Monopattino oltre i 100 km l’ora. Controlli e sequestri a Bresso
Controlli straordinari della Polizia Locale di Bresso sulle strade cittadine. L’attività, intensificata nelle ultime settimane, ha riguardato in particolare il rispetto delle norme introdotte con il nuovo Codice della strada, con verifiche mirate sui comportamenti più pericolosi alla guida e sull’utilizzo dei monopattini elettrici.
Tra le violazioni più frequenti emerse durante i controlli figura l’uso del telefono cellulare mentre si è al volante. Gli agenti hanno contestato 34 infrazioni ad automobilisti sorpresi a utilizzare lo smartphone durante la marcia, spesso intenti a scrivere o leggere messaggi anziché mantenere l’attenzione sulla carreggiata. Per tutti è scattato il ritiro della patente, come previsto dalla normativa vigente. Per individuare i trasgressori è stato impiegato anche un veicolo in abiti civili.
L’attività si è concentrata anche sui monopattini elettrici. In totale sono stati elevati undici verbali: sei conducenti circolavano senza la targa obbligatoria, tre senza casco e due sono stati sanzionati per aver superato il limite di velocità consentito.

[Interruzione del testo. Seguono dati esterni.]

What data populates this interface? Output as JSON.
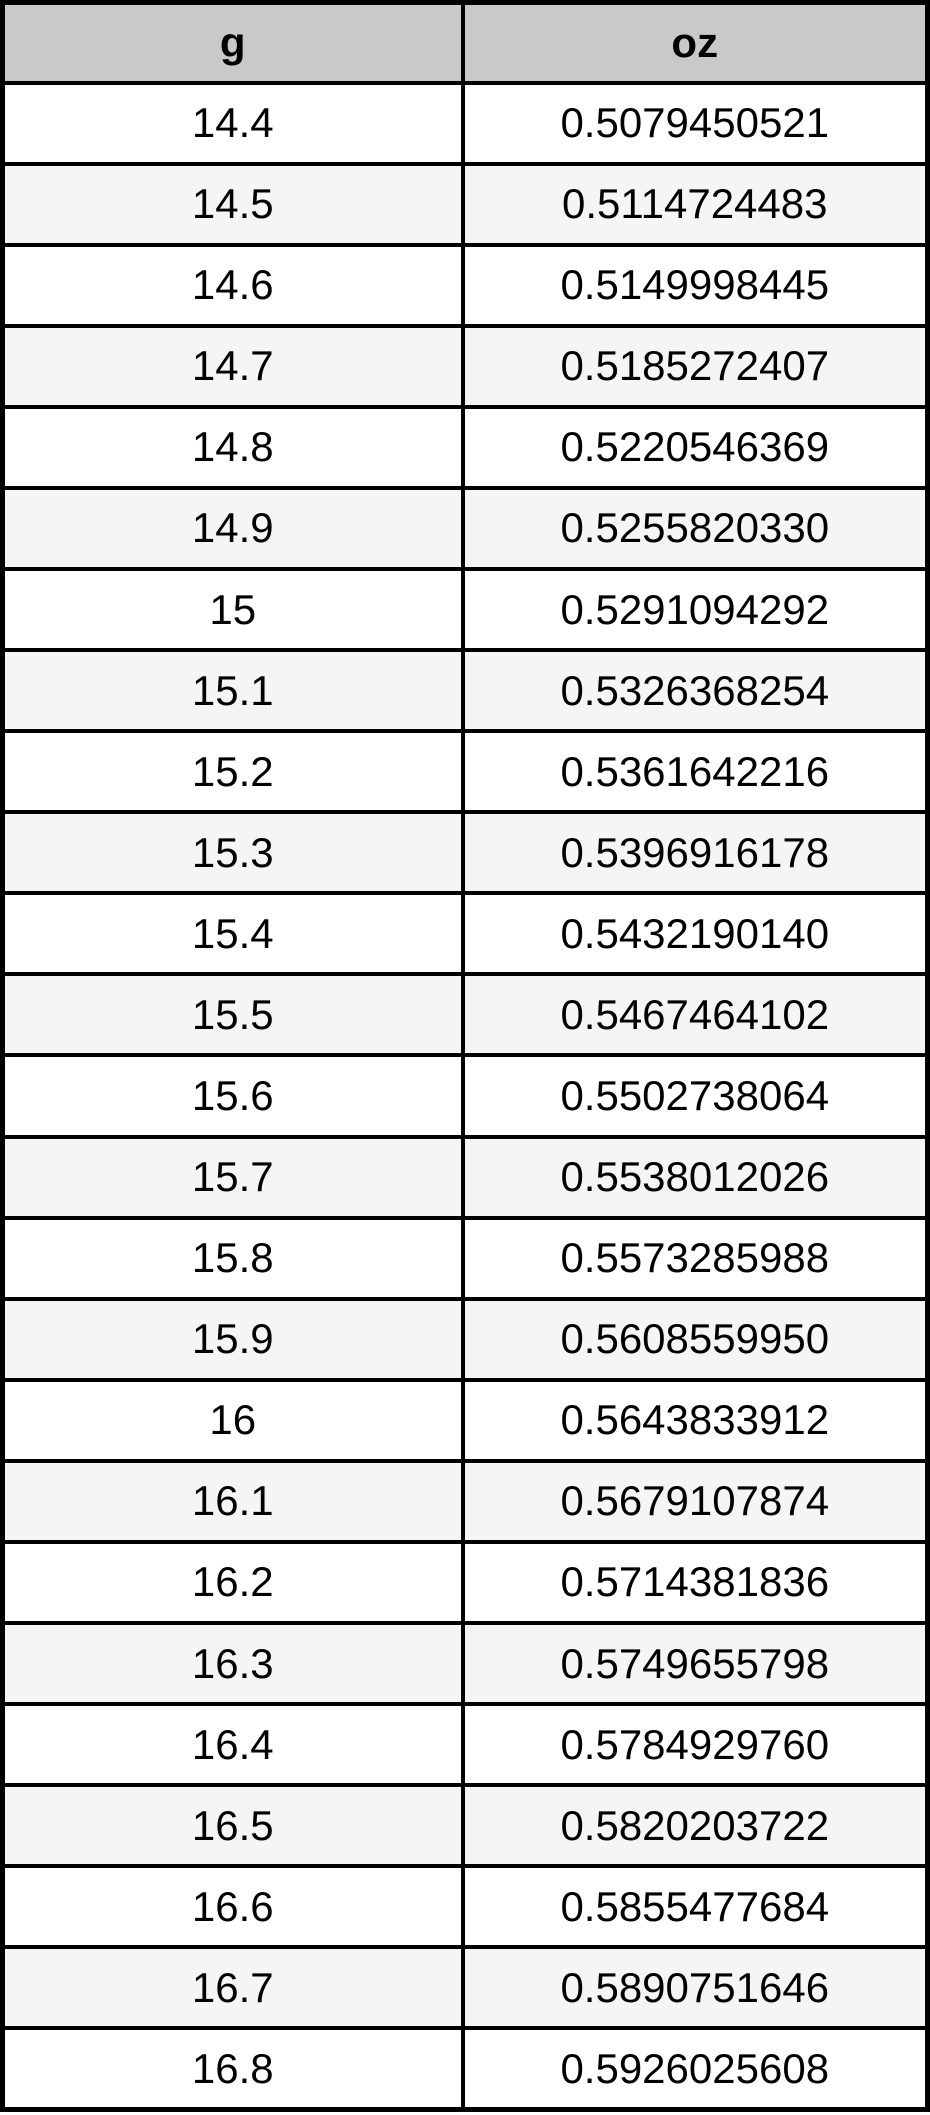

Tra gli episodi più particolari quello di un monopattino che, secondo gli accertamenti effettuati dagli agenti, è risultato in grado di raggiungere una velocità di 107 chilometri orari.
Parallelamente ai controlli sulla sicurezza stradale, le pattuglie impegnate nei servizi di presidio del territorio hanno fermato due veicoli già segnalati nell’ambito di indagini nazionali per episodi di furti e truffe.
In uno dei casi gli agenti hanno identificato alla guida di un’auto a noleggio una donna peruviana, classe 1988, residente nell’hinterland milanese, priva di patente e con numerosi precedenti per reati contro il patrimonio. La donna risultava inoltre destinataria di diversi provvedimenti di prevenzione emessi in varie città italiane.
Durante il controllo sono stati rinvenuti modiche quantità di sostanza stupefacente per uso personale e alcuni telefoni cellulari privi di scheda Sim, dei quali non è stata in grado di giustificare la provenienza. Per questo motivo è stata denunciata con l’accusa di ricettazione, mentre il materiale è stato posto sotto sequestro.